Nach Auffassung des Bundesverbandes der
Pharmazeutischen Industrie e.V. (BPI) hat sich die Versorgung mit
innovativen Arzneimitteln in Deutschland nach der Einführung der
frühen Nutzenbewertung verschlechtert. In einem Gutachten der
Gesundheitsökonomen Prof. Dr. Dieter Cassel und Prof. Dr. Volker
Ulrich, das der BPI in Auftrag gegeben hat, konnte ermittelt werden,
dass selbst Arzneimittel, die eine positive Bewertung durch den
Gemeinsamen Bundesausschuss erhalten haben, nicht in dem Maße bei
Patientinnen und Patienten ankommen, wie es nach dem aktuellen
Wissensstand vonnöten wäre. Insbesondere die Verunsicherung der
Ärzte, ob eine Verordnung dieser wirksamen und besseren Arzneimittel
für sie erlaubt ist, würde den Fortschritt in der Therapie
ausbremsen. "Wir benötigen hier dringend eine Klarstellung, damit
Ärzte wissen, dass ein Arzneimittel, dessen Erstattungsbetrag
verhandelt wurde, wirtschaftlich ist und sie nicht mit Regress
bedroht werden. Es muss sichergestellt werden, dass therapeutische
Verbesserungen bei den Patientinnen und Patienten auch tatsächlich
ankommen!", erklärte Dr. Martin Zentgraf, Vorsitzender des BPI.

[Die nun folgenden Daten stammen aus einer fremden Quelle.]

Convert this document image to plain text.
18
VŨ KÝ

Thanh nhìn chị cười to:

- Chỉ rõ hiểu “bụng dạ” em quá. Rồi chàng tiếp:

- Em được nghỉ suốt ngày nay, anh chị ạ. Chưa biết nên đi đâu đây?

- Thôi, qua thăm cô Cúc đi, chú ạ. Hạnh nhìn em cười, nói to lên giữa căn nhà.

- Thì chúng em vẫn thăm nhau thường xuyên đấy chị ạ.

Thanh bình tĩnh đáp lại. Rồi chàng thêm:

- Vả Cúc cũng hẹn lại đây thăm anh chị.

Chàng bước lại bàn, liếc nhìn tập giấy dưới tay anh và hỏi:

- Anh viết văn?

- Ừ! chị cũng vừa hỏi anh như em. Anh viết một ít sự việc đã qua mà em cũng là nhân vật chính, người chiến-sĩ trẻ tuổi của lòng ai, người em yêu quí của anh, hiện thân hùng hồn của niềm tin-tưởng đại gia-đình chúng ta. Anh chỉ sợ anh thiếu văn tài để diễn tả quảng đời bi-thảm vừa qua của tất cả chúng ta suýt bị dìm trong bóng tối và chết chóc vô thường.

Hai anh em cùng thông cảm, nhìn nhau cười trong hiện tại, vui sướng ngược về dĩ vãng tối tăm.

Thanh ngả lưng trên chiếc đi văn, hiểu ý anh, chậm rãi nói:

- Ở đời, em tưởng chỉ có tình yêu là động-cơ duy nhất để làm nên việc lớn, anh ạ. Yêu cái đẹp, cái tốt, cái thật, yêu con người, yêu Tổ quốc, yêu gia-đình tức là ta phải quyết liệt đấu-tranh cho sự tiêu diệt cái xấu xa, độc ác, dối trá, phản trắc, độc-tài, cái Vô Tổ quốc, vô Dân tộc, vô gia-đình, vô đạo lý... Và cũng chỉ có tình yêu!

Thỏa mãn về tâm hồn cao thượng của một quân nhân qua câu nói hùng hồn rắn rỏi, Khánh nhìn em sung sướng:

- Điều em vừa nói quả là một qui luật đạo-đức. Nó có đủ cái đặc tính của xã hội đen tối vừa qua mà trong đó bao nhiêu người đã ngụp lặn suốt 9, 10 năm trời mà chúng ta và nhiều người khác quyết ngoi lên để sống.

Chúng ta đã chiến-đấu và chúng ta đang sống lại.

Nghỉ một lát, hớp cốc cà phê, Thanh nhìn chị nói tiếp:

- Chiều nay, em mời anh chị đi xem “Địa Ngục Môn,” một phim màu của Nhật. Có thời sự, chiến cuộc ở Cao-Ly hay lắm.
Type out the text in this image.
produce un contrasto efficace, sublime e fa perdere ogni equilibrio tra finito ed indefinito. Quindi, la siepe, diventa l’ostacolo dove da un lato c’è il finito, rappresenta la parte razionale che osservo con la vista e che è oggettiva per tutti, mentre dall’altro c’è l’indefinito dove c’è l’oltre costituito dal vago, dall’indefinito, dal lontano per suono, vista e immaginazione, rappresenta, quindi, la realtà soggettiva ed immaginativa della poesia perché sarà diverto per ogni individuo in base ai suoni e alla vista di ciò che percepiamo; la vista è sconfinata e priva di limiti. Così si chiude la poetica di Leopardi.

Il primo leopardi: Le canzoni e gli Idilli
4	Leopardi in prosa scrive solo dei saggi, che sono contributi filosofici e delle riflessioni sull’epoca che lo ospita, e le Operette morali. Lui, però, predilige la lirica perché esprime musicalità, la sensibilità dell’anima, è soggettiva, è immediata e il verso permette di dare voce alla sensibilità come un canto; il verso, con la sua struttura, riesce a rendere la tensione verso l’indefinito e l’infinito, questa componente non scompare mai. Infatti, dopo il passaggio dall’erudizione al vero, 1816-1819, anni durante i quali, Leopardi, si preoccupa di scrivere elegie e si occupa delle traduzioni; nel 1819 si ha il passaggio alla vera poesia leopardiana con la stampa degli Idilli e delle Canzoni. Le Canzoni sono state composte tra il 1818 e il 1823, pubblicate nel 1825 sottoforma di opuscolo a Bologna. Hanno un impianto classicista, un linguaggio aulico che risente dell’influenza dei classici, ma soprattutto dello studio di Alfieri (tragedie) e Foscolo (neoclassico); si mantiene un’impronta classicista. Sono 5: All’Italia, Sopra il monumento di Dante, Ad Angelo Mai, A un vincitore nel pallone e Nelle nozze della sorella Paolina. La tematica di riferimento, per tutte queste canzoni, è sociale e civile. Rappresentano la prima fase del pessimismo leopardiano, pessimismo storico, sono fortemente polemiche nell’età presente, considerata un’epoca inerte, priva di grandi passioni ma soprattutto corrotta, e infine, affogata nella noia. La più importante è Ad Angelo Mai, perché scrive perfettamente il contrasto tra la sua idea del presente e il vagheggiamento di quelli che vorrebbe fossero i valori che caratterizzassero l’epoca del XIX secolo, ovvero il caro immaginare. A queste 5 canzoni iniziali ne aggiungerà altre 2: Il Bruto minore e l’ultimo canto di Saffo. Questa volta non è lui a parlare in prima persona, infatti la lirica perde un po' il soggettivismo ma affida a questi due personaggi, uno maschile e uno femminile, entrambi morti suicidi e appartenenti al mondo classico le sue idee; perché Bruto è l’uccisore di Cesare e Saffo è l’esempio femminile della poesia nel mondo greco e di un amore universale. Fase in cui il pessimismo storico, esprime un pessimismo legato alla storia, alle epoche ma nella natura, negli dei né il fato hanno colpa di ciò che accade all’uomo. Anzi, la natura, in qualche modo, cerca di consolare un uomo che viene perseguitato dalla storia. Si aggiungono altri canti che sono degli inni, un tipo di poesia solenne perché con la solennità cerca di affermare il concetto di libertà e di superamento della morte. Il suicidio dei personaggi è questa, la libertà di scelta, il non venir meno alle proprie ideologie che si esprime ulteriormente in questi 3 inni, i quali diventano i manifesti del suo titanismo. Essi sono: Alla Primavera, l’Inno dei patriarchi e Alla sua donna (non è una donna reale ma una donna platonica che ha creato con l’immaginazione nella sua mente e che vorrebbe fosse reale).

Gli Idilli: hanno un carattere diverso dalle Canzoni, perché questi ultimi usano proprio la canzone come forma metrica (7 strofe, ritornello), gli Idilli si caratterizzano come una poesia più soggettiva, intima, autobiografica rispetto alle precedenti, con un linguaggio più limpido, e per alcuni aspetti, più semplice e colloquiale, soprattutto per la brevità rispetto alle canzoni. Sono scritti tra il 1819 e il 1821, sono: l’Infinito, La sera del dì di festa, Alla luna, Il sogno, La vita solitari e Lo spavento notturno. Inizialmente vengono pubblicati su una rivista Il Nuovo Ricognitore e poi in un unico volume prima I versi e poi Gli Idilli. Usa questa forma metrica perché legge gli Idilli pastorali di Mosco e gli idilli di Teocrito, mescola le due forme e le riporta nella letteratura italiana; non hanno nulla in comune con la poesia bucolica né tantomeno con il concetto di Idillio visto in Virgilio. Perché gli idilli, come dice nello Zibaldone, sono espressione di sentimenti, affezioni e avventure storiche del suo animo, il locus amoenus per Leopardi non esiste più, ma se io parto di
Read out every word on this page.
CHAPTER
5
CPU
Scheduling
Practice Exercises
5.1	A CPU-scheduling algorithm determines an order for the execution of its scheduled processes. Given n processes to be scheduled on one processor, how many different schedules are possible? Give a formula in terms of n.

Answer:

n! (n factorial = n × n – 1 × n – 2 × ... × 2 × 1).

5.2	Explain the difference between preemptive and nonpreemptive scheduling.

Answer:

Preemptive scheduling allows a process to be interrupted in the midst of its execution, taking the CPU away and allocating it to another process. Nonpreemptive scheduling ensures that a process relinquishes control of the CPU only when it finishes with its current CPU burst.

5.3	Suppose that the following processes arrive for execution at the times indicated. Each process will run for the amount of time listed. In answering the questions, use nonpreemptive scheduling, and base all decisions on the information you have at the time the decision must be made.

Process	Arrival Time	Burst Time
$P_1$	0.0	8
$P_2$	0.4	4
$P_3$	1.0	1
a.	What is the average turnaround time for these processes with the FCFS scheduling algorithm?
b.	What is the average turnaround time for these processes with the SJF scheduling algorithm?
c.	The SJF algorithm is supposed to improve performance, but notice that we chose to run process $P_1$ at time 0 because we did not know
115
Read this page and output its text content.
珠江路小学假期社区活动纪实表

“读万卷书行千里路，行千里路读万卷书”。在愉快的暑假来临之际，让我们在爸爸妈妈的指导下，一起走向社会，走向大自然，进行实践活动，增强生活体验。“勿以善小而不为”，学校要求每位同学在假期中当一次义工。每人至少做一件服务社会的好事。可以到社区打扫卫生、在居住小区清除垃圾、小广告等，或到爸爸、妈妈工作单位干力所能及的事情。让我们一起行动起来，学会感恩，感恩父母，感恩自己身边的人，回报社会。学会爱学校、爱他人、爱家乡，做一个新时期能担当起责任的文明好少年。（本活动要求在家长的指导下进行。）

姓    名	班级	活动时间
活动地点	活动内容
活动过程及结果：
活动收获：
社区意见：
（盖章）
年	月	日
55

Ebenfalls als hoch problematisch stellt sich nach den
Untersuchungen der Gutachter heraus, dass nach 70 abgeschlossenen
Verfahren 13 dieser bewerteten Arzneimittel gar nicht mehr auf dem
deutschen Markt zur Verfügung stehen. Damit würden die
Therapievielfalt und die Möglichkeiten des Arztes deutlich
eingeschränkt. Zudem sei das Urteil "kein Zusatznutzen belegt" nicht
gleichbedeutend mit der Behauptung, dass es keinen Zusatznutzen gebe.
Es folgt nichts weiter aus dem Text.